Oh and BTW, firms are always keen to big up their CSR drivers: most sizeable firms have a corporate social responsibility programme to ensure that they have a positive impact on, for example, their local communities.

All talk and no trousers

That said, the term 'CSR' unfortunately fits into the category of management speak. Roughly translated, CSR is the term law firms use to describe the work they do to boost their image and help show that they are not a big, evil corporation. But instead of calling a spade a spade, some time ago a senior partner with creative flair threw the term up a flagpole to see if anyone saluted it. All the major corporations and law firms sounded their bugles and hollered "sir, yes sir!" (In case you were wondering, the flag metaphor is standard management speak.)

As well as incomprehensible turns of phrase invented by law firms, you might want to touch base with one of a thousand hilarious clichés. Moving forward, we invite you to consider your work-life balance which you can only do if you think outside the box and don't suffer from a skills gap, moving forward. That latter, useful phrase can be tacked onto anything, so, moving forward, don't fall into the trap of using it (too often). National firm Eversheds must have a special mention here though: in October 2007 the firm's graduate recruitment drive coined a groundbreaking lexicon comprising key skills spliced together to form whole new words. The firm was on the look out for winnomats (winning diplomats) and proactilopers (proactive developers)...

Indiana Jones and the Quest for the Restrictive Covenant

If you thought it was only big businesses that needed big words, think again. High-street lawyers and those specialising in, say, housing, employment and family law, also work with their own jargon. Housing solicitors talk in terms of HCRs (the optional home condition report) and EPCs (energy performance certificates), and they previously had to get to grips with the now-suspended HIPs (home information packs). And there are all sorts of curious terms to do with land law in general. Although a restrictive covenant sounds like something Indiana Jones might go in search of, it's actually a rule forbidding the owner of a property from doing something such as altering the property's appearance.

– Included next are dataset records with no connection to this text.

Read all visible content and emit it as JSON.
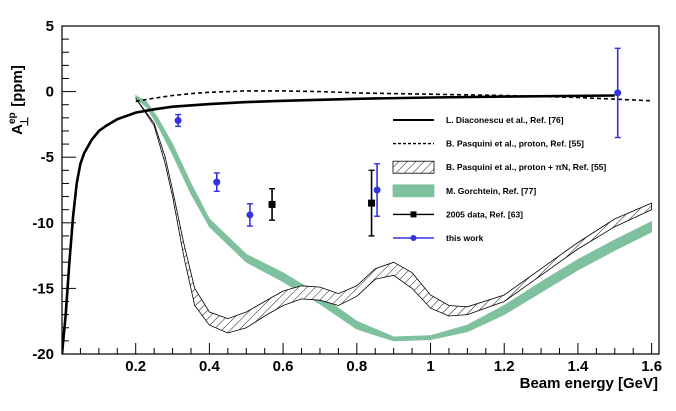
{
  "chart_data": {
    "type": "line",
    "xlabel": "Beam energy [GeV]",
    "ylabel": "A⊥ [ppm]",
    "ylabel_base": "A",
    "ylabel_sup": "ep",
    "ylabel_sub": "⊥",
    "ylabel_unit": "[ppm]",
    "xlim": [
      0.0,
      1.62
    ],
    "ylim": [
      -20,
      5
    ],
    "xticks": [
      {
        "v": 0.2,
        "label": "0.2"
      },
      {
        "v": 0.4,
        "label": "0.4"
      },
      {
        "v": 0.6,
        "label": "0.6"
      },
      {
        "v": 0.8,
        "label": "0.8"
      },
      {
        "v": 1.0,
        "label": "1"
      },
      {
        "v": 1.2,
        "label": "1.2"
      },
      {
        "v": 1.4,
        "label": "1.4"
      },
      {
        "v": 1.6,
        "label": "1.6"
      }
    ],
    "yticks": [
      {
        "v": 5,
        "label": "5"
      },
      {
        "v": 0,
        "label": "0"
      },
      {
        "v": -5,
        "label": "-5"
      },
      {
        "v": -10,
        "label": "-10"
      },
      {
        "v": -15,
        "label": "-15"
      },
      {
        "v": -20,
        "label": "-20"
      }
    ],
    "series": [
      {
        "name": "L. Diaconescu et al., Ref. [76]",
        "style": "solid",
        "color": "#000000",
        "x": [
          0.0,
          0.01,
          0.02,
          0.03,
          0.04,
          0.05,
          0.06,
          0.08,
          0.1,
          0.12,
          0.15,
          0.2,
          0.25,
          0.3,
          0.4,
          0.5,
          0.6,
          0.8,
          1.0,
          1.2,
          1.5
        ],
        "y": [
          -20.0,
          -17.0,
          -13.0,
          -9.5,
          -7.0,
          -5.5,
          -4.7,
          -3.7,
          -3.0,
          -2.6,
          -2.1,
          -1.6,
          -1.35,
          -1.15,
          -0.95,
          -0.8,
          -0.7,
          -0.55,
          -0.45,
          -0.38,
          -0.3
        ]
      },
      {
        "name": "B. Pasquini et al., proton, Ref. [55]",
        "style": "dashed",
        "color": "#000000",
        "x": [
          0.2,
          0.25,
          0.3,
          0.35,
          0.4,
          0.5,
          0.6,
          0.7,
          0.8,
          0.9,
          1.0,
          1.2,
          1.4,
          1.6
        ],
        "y": [
          -0.75,
          -0.5,
          -0.3,
          -0.15,
          -0.05,
          0.05,
          0.05,
          0.0,
          -0.1,
          -0.15,
          -0.2,
          -0.3,
          -0.45,
          -0.7
        ]
      },
      {
        "name": "B. Pasquini et al., proton + πN, Ref. [55]",
        "style": "hatched-band",
        "color": "#000000",
        "x": [
          0.2,
          0.25,
          0.28,
          0.3,
          0.33,
          0.36,
          0.4,
          0.45,
          0.5,
          0.55,
          0.6,
          0.65,
          0.7,
          0.75,
          0.8,
          0.85,
          0.9,
          0.95,
          1.0,
          1.05,
          1.1,
          1.2,
          1.3,
          1.4,
          1.5,
          1.6
        ],
        "upper": [
          -0.5,
          -2.4,
          -5.0,
          -7.5,
          -11.5,
          -15.0,
          -16.8,
          -17.3,
          -16.8,
          -16.0,
          -15.2,
          -14.8,
          -14.9,
          -15.4,
          -14.8,
          -13.5,
          -13.0,
          -13.8,
          -15.5,
          -16.3,
          -16.4,
          -15.5,
          -13.5,
          -11.5,
          -9.7,
          -8.5
        ],
        "lower": [
          -0.5,
          -2.6,
          -5.5,
          -8.0,
          -12.5,
          -16.3,
          -17.8,
          -18.4,
          -18.0,
          -17.1,
          -16.3,
          -15.8,
          -15.9,
          -16.3,
          -15.6,
          -14.3,
          -14.0,
          -15.0,
          -16.5,
          -17.1,
          -17.0,
          -16.0,
          -14.0,
          -12.0,
          -10.3,
          -9.0
        ]
      },
      {
        "name": "M. Gorchtein, Ref. [77]",
        "style": "filled-band",
        "color": "#7fc19e",
        "x": [
          0.2,
          0.23,
          0.26,
          0.3,
          0.35,
          0.4,
          0.5,
          0.6,
          0.7,
          0.8,
          0.9,
          1.0,
          1.1,
          1.2,
          1.3,
          1.4,
          1.5,
          1.6
        ],
        "upper": [
          -0.3,
          -0.8,
          -2.0,
          -4.0,
          -7.0,
          -9.7,
          -12.4,
          -13.8,
          -15.5,
          -17.5,
          -18.7,
          -18.6,
          -17.8,
          -16.3,
          -14.5,
          -12.8,
          -11.3,
          -9.9
        ],
        "lower": [
          -0.5,
          -1.2,
          -2.6,
          -4.8,
          -7.8,
          -10.3,
          -13.0,
          -14.5,
          -16.2,
          -18.1,
          -19.0,
          -18.9,
          -18.3,
          -17.0,
          -15.3,
          -13.6,
          -12.1,
          -10.7
        ]
      },
      {
        "name": "2005 data, Ref. [63]",
        "style": "points-square",
        "color": "#000000",
        "points": [
          {
            "x": 0.57,
            "y": -8.6,
            "err": 1.2
          },
          {
            "x": 0.84,
            "y": -8.5,
            "err": 2.5
          }
        ]
      },
      {
        "name": "this work",
        "style": "points-circle",
        "color": "#3333dd",
        "points": [
          {
            "x": 0.315,
            "y": -2.2,
            "err": 0.45
          },
          {
            "x": 0.42,
            "y": -6.9,
            "err": 0.7
          },
          {
            "x": 0.51,
            "y": -9.4,
            "err": 0.85
          },
          {
            "x": 0.855,
            "y": -7.5,
            "err": 2.0
          },
          {
            "x": 1.508,
            "y": -0.1,
            "err": 3.4
          }
        ]
      }
    ],
    "legend_placement": "right"
  }
}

Wills throw up a whole new scroll of legal jargon: from executors (the person who administers a will) to chattels (personal possessions) and testators (the person making his/her will). However, before your will becomes relevant, you could find yourself somewhere between living and dead (ie, unemployed), in which case you might want to bring a claim against a former employer. You'll need an ET1, which might look alien but is actually just a form to lodge your complaint with the employment tribunal - a special kind of court where employment issues are heard. There are plenty of laws that protect employees' rights so that they're not duped when their company changes hands, for example TUPE regulations - or the transfer of undertakings (protection of employment).

Happy talk

Our trip through different terminology may have been light of heart, but there is a serious message: it is important to be able to speak professionally, clearly and using the correct terminology. Recruiters and partners will be able to tell that you know what you're letting yourself in for if you use the words they use. But there's a difference between sounding erudite and coming off as a pompous pest.

To give yourself a good grounding in commercial legal terms, read our Burning Question section - which is updated every week. It never hurts to take a look at the financial and business press too. And remember that when you arrive at your interview you're being observed the moment you meet the vice president of first impressions - although some firms still call them the receptionist.